Lo incontrai più di una volta in Brasile, e gentilmente accettò
di inserire, tra le tappe nelle grandi città del mondo inserisse
anche Ivrea, dove tenne una memorabile conferenza al Teatro Giacosa, nel
suo italiano approssimativo reso più che mai efficace dal suo entusiasmo
interiore e da un gestire estremamente espressivo (“Dio mi ha dato delle
mani napoletane’’, diceva). E ripassò ancora una volta per riposare,
durante un viaggio in Italia, accompagnato dal Presidente di Mani Tese.
Questo suo impegno per la giustizia e la difesa dei poveri lo rese
inviso ai settori dominanti che, per boicottarlo, lo definivano il “Vescovo
rosso’’, lui che contestava ogni ideologia ed affermava che per difendere
i poveri non aveva bisogno di Marx, gli bastava il Vangelo. Aggiungevano
- i potenti - un’altra forma di boicottaggio, ed era quella di cancellare
il suo nome dai giornali e di nasconderlo in televisione. Non poterono
farlo quando Papa Giovanni Paolo II fece la visita pastorale in Brasile
e volle incontrarlo e abbracciarlo, chiamandolo “fratello mio e fratello
dei poveri’’.
Credo che le resistenze del Governo del suo Paese abbiano impedito
la nomina a Cardinale di un Prelato conosciuto ed amato in tutto il mondo.

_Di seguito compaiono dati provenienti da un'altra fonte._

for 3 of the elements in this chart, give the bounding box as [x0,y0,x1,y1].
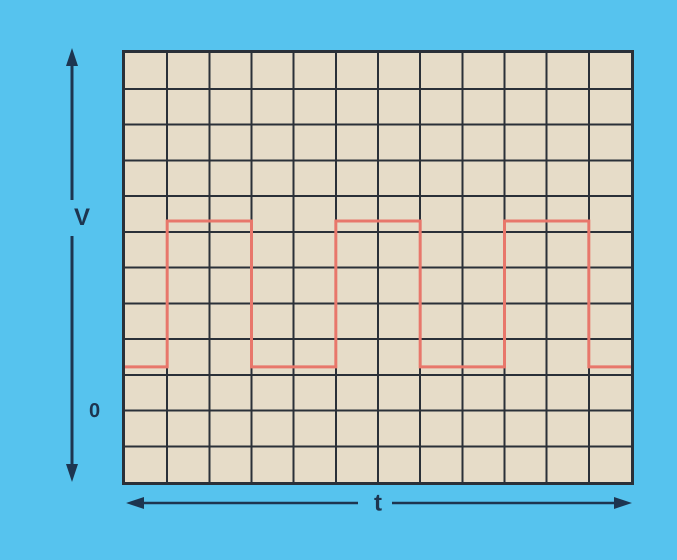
x-axis-title: t [374,490,382,517]
text: 0 [89,400,100,422]
y-axis-title: V [74,204,90,231]
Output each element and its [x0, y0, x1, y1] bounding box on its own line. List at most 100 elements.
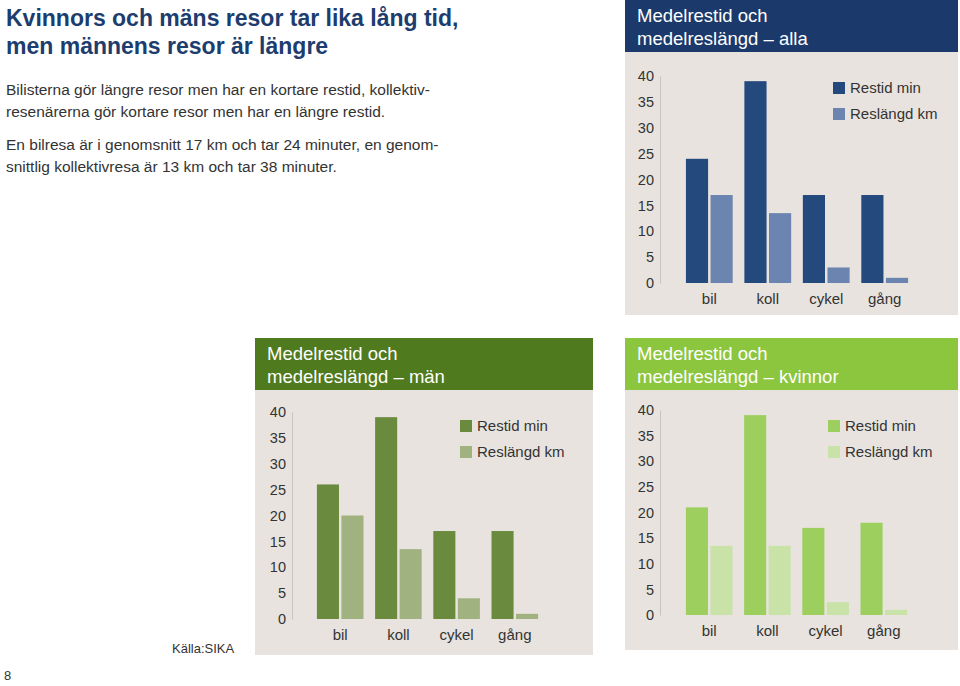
- y-tick: 20: [638, 172, 660, 188]
- axis-line: [660, 411, 661, 616]
- chart-title: Medelrestid ochmedelreslängd – alla: [637, 5, 808, 49]
- y-tick-label: 0: [646, 607, 654, 623]
- chart-title: Medelrestid ochmedelreslängd – män: [267, 343, 445, 387]
- legend-swatch: [828, 420, 840, 432]
- x-tick: bil: [333, 619, 348, 643]
- legend: Restid min Reslängd km: [833, 79, 938, 122]
- y-tick-label: 5: [646, 249, 654, 265]
- y-tick: 35: [638, 428, 660, 444]
- chart: Medelrestid ochmedelreslängd – alla 0 5 10 1…: [625, 0, 958, 315]
- source: Källa:SIKA: [172, 641, 234, 656]
- y-tick-label: 40: [638, 402, 654, 418]
- y-tick-label: 0: [646, 275, 654, 291]
- x-tick-label: gång: [498, 626, 531, 643]
- x-tick-label: gång: [868, 290, 901, 307]
- legend-label: Restid min: [845, 417, 916, 434]
- x-axis: bil koll cykel gång: [684, 615, 911, 639]
- y-tick-label: 15: [270, 534, 286, 550]
- axis-line: [292, 413, 293, 620]
- axis-line: [684, 615, 911, 616]
- y-tick: 0: [278, 611, 292, 627]
- y-tick: 35: [270, 430, 292, 446]
- x-axis: bilkollcykelgång: [684, 283, 912, 307]
- y-tick: 20: [270, 508, 292, 524]
- x-tick: gång: [867, 615, 900, 639]
- bar: [686, 159, 708, 283]
- bar: [861, 523, 883, 615]
- legend-swatch: [828, 446, 840, 458]
- chart-header: [255, 338, 593, 390]
- x-tick-label: koll: [387, 626, 410, 643]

Ed era amato proprio perché trasmetteva fede e speranza, perché
si manifestava veramente come “uomo di Dio’’. Confidò una volta
che diventando prete aveva fatto voto di dedicare tutte le notti un’ora
alla preghiera. Metteva la sveglia alle due e pregava fino alle tre! “Non
lo consiglierei a nessuno - concludeva - ma ringrazio il Signore che mi
ha dato di esservi fedele. Anche perché mi ha sempre fatto la grazia
di riaddormentarmi subito!’’.
Grazie, Dom Helder, per quello che hai dato ai tuoi fratelli poveri,
al mondo, e anche a noi. Il tuo ricordo (e... la tua intercessione) ci
ottenga di essere sempre più fedeli al Vangelo e fratelli dei poveri.